Corporations plan to proceed shifting provide chains out of China below Biden or Trump, says PwC exec
Companies plan to continue shifting supply chains out of China, regardless of who wins the Nov. 3 presidential election, according to Tim Ryan, the chair of PwC U.S.
The issue came into focus in response to President Donald Trump’s trade war with China, but it only gained importance across corporate America due to the coronavirus pandemic, Ryan said in a “Closing Bell” interview, drawing on findings from a recent survey conducted by the powerhouse accounting firm.
“Covid really put a spotlight … on supply chain risk, and one of the things that we’re seeing is supply chain derisking has moved all the way up to the boardroom level, as we see now concentrations in our supply chains that was maybe not evidenced before,” Ryan said.
The beneficiaries of exits from China, home to the world’s second-largest economy, are likely to be countries in Southeast Asia, Mexico and the United States, according to Ryan.
In PwC’s survey of 578 U.S. executives, released last month, there was traction for policies to boost American manufacturing. Approximately 46% of respondents said they “strongly agree” that the government should ramp up U.S. production of essential products to aid the nation’s economy.
The production of medical equipment and pharmaceutical supplies outside the U.S., in particular, has seen renewed scrutiny during the pandemic, as factories across the globe have shuttered and supply shortages have arisen. The combination of the trade war and pandemic showed that retailers also had relied “too much” on production in China, former Macy’s CEO Terry Lundgren told CNBC earlier this year.
Trump’s trade war with China resulted in each side placing billions of dollars worth of tariffs on the other’s goods and motivated some companies to begin relocating their supply chains elsewhere. Indeed, Trump has repeatedly called on businesses to do just that.
Some efforts to move production to new countries have been inhibited by the global health crisis. That’s the case for the maker of Roomba robot vacuum cleaner, which is shifting production to Malaysia to avoid the tariffs.

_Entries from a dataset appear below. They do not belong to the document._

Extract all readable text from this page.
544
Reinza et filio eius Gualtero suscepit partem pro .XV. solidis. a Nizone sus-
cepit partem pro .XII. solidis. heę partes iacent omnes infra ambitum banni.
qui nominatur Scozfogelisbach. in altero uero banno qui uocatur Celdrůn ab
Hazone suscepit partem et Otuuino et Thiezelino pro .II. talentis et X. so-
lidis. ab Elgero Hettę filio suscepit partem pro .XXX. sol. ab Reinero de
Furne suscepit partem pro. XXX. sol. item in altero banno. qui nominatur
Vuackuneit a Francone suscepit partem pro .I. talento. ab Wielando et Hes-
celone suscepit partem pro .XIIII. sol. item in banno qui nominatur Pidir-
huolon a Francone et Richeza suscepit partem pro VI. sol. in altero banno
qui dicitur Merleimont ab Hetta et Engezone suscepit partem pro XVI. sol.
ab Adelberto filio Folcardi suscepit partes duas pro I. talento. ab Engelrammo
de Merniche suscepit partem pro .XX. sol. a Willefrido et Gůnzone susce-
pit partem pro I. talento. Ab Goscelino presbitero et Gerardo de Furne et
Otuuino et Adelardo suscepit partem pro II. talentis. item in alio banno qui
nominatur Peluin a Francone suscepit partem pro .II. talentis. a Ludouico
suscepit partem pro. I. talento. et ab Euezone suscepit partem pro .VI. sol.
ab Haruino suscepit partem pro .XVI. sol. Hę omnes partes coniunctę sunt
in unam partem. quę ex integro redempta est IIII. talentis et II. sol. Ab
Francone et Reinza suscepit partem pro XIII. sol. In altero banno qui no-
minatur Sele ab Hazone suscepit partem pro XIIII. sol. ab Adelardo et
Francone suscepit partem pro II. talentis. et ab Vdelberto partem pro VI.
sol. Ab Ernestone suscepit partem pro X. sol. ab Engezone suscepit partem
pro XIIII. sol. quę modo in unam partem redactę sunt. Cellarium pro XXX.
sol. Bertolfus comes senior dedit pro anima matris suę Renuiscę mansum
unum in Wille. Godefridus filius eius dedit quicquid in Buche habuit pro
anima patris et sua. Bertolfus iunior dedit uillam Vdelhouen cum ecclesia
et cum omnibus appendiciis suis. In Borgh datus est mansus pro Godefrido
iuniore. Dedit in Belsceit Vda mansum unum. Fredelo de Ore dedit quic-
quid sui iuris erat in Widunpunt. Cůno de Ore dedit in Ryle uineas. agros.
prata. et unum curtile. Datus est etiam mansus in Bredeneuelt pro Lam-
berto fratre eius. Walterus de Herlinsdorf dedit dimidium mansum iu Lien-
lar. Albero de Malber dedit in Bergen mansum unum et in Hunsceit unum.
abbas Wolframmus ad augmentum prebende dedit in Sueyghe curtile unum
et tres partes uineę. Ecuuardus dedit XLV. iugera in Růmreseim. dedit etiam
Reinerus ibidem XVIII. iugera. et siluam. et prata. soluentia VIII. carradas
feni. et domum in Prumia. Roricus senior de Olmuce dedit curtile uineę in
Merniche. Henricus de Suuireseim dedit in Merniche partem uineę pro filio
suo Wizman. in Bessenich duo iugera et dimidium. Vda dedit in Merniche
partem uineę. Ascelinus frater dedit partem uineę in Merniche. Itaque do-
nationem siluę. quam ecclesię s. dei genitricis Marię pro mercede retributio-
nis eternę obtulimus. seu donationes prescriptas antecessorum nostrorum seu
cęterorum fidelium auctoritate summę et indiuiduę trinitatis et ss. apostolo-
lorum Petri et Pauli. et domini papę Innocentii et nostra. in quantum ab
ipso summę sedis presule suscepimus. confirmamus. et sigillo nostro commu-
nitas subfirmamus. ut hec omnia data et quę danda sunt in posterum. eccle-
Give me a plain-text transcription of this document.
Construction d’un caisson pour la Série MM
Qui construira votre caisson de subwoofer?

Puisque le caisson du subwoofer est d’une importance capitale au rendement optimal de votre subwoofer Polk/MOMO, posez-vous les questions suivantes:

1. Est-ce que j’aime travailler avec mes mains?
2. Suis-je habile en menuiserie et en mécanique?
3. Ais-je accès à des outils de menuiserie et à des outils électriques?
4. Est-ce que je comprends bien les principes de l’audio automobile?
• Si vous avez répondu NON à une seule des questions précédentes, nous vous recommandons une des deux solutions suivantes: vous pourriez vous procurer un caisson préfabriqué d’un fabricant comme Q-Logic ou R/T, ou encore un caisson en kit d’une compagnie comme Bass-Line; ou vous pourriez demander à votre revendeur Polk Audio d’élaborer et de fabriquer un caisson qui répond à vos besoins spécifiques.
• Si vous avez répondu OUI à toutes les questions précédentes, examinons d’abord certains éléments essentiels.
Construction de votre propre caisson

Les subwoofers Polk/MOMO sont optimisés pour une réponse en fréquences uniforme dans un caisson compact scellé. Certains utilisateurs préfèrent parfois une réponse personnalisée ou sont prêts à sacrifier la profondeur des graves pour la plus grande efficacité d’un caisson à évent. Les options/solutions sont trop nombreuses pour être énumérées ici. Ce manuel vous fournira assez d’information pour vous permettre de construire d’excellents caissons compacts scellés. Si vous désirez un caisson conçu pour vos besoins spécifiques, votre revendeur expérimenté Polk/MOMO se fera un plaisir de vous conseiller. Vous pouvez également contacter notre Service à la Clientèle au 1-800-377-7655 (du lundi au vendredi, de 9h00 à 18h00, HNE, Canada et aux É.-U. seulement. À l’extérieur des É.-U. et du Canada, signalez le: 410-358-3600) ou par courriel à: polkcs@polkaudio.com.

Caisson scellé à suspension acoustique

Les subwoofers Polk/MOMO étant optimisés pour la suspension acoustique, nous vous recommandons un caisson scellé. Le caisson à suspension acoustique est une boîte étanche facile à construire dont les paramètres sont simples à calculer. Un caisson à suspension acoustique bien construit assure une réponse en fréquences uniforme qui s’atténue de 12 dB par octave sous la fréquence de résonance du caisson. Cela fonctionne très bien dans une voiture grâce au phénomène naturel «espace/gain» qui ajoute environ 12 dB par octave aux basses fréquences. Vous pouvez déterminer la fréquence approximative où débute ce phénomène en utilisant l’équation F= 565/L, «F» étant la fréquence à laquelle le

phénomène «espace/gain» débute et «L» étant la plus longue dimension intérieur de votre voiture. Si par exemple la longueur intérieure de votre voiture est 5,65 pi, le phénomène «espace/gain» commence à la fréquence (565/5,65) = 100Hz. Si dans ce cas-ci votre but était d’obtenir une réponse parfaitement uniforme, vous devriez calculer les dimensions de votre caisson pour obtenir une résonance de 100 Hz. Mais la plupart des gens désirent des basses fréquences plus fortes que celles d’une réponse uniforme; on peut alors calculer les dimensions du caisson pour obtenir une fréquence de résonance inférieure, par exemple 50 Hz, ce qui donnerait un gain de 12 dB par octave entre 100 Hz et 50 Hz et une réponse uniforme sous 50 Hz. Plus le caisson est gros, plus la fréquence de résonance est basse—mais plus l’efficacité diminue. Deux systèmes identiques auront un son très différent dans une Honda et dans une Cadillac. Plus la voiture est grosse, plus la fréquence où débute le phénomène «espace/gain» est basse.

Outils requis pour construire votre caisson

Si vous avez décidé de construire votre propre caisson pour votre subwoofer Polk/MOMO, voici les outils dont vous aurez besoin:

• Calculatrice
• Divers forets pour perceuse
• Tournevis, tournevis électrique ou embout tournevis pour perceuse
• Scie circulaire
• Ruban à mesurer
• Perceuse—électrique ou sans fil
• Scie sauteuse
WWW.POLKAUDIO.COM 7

“We were hoping to get it done by the end of this year,” iRobot CEO Colin Angle said Wednesday on “Closing Bell.” “Unfortunately, the pandemic has slowed down our ability to move into Malaysia, so that’s going to move into  before we get it done.”
Ryan said PwC’s survey found slightly more executives were worried about trade tensions with China under Trump, compared with under Biden. However, almost 30% of respondents said they “strongly agree” that trade restrictions on China will be intensified no matter who wins.
Biden, the former vice president under President Barack Obama, currently leads Trump by 7.9 percentage points in an average of national polls compiled by RealClearPolitics.
“I see the China-U.S. relationship still being very important. It’s a major market, and so we do see investment there,” said Ryan. “But on a relative basis, we’re seeing U.S. companies planning to spread that out more, and that’s a trend that’s been underway for the last couple years that we expect to continue.”
Another finding from PwC’s survey is that regardless of the election outcome, 70% of business leaders expect corporate taxes to increase to help pay for the trillions of dollars in coronavirus stimulus. Trump’s signature tax law lowered the rate from 35% to 21%. Biden has called for it to be raised to 28%.
“One of the careful things we have to balance here, we clearly have a need to make sure we pay for the stimulus. We clearly have a need to make sure we don’t leave people behind, but in the same token, we can’t lose the competitiveness of U.S. businesses because that does mean jobs,” Ryan said.